I remember dropping my little brother on his head when he was little. All memories can’t be good. I remember having appendicitis when I was in the sixth grade. I remember being 15 and having my 8-year-old brother give me chicken pox right before a family trip to Orlando. I was really sick. Little snot.

My mom made terrific homemade cinnamon rolls, and my Meemaw made the best chocolate pie ever.

What I remember most is that I was content, even when I wasn’t. I was loved and cared for, and really, that’s a pretty great thing for any kid.

Karen over at Write for Karen is a sponsoring a Coffee Chat in which bloggers are encouraged to write a post on a similar topic & then link over to her Mr. Linky. Obviously, the topic was what I remembered about my childhood. :)


2 Responses to “Coffee Chat - Kiddie Memories”

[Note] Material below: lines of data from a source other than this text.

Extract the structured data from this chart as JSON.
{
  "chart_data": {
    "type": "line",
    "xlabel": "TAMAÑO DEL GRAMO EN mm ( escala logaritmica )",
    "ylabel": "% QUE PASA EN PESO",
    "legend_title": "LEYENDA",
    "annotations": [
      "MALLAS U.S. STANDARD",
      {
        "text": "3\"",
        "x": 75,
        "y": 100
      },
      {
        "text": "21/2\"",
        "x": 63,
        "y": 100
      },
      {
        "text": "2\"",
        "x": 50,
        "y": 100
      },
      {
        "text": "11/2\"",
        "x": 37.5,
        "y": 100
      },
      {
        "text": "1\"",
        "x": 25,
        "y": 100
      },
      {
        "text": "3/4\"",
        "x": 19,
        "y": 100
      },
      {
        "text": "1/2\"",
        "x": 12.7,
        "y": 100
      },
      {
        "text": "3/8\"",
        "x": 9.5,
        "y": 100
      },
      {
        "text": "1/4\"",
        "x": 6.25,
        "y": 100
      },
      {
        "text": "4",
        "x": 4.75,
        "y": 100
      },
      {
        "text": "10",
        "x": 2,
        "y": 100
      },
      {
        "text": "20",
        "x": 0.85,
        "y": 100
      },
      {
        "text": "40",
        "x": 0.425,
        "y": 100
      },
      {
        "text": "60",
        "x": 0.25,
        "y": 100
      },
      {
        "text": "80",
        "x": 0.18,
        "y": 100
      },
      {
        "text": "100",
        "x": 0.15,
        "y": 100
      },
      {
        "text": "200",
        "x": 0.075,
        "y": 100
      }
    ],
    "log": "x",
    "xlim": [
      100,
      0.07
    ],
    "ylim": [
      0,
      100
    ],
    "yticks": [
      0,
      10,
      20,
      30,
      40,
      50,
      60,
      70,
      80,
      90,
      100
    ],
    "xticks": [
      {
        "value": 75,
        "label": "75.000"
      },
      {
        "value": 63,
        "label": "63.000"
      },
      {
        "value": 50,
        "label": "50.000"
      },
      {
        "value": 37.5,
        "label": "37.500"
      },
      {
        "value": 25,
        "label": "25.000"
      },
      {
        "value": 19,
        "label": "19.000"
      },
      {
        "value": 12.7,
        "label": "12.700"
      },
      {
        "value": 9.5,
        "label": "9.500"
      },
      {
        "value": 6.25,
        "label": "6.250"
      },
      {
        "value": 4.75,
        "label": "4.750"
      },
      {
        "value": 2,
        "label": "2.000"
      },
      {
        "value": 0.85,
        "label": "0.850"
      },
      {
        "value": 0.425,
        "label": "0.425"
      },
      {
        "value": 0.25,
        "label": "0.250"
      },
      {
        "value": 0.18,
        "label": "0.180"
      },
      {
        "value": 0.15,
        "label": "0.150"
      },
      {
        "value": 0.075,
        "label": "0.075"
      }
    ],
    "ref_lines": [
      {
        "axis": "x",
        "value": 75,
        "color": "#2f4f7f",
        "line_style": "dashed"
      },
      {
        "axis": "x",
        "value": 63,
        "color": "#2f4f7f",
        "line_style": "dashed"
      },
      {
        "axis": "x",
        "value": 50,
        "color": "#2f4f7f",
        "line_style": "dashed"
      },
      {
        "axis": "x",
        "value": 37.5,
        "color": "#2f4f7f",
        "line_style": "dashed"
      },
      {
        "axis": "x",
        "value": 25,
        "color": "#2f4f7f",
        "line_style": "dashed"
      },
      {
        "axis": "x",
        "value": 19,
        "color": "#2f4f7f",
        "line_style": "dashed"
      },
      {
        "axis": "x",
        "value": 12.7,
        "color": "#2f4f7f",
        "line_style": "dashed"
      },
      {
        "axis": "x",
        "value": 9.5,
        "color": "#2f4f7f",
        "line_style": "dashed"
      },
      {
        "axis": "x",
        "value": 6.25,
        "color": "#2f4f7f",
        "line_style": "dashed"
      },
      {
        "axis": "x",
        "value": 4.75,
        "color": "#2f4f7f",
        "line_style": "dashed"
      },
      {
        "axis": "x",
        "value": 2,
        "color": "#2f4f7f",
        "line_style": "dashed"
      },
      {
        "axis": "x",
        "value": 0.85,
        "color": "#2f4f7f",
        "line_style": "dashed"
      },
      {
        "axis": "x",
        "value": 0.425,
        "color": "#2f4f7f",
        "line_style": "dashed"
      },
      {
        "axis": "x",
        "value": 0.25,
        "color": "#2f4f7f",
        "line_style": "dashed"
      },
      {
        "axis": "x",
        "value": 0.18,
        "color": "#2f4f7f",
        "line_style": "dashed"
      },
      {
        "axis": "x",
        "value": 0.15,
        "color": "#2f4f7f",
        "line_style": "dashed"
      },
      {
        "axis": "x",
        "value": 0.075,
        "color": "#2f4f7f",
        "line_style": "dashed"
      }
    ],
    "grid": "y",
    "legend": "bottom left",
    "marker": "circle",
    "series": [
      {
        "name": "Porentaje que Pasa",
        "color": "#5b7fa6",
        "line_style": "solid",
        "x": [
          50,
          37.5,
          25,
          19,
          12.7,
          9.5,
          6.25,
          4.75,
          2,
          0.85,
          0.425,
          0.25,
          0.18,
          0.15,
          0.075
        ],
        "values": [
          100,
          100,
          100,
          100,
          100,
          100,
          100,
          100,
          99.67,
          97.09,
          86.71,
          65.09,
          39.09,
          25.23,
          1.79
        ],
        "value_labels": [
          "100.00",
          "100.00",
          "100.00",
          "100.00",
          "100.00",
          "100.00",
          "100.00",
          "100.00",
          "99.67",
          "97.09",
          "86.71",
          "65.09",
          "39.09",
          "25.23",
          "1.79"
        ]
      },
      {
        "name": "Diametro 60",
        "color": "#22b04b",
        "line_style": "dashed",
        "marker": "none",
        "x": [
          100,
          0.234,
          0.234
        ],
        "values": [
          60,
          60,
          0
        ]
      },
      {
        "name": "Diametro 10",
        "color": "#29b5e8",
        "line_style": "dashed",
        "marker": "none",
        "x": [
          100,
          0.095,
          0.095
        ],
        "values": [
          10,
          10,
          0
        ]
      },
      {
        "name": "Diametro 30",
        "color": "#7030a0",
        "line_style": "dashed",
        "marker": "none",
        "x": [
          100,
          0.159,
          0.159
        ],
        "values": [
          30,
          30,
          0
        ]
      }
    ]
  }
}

  1. Golden Boy on September 11, 2008 8:47 pm

    Okay. Laughed and cried simultaneously. First, geez I miss that house. I cannot think of another place in this world that has ever or will ever feel like that. Big Band swing music. Words on everything that I couldn’t read…now I know Pennsylvania Dutch was it. The smell of tea. The smell of ice cream. The smell of a pipe. Second, Bobby. He looks like so many of the guys that are circling my iPod’s most played list right now.

    First, for those of you who might not know, Golden Boy here is my brother. :) And it makes me so very happy to know that you remember that house the same way I do. Precious, isn’t it? I hate it, though, that you didn’t know Bobby like I did. Geez, if I was 15 when he died, you were only 8. So the Bobby you remember was sick. He was perfectly great, though.

  2. dysfunctional mom on September 11, 2008 11:14 pm

    I love good memories and old pictures.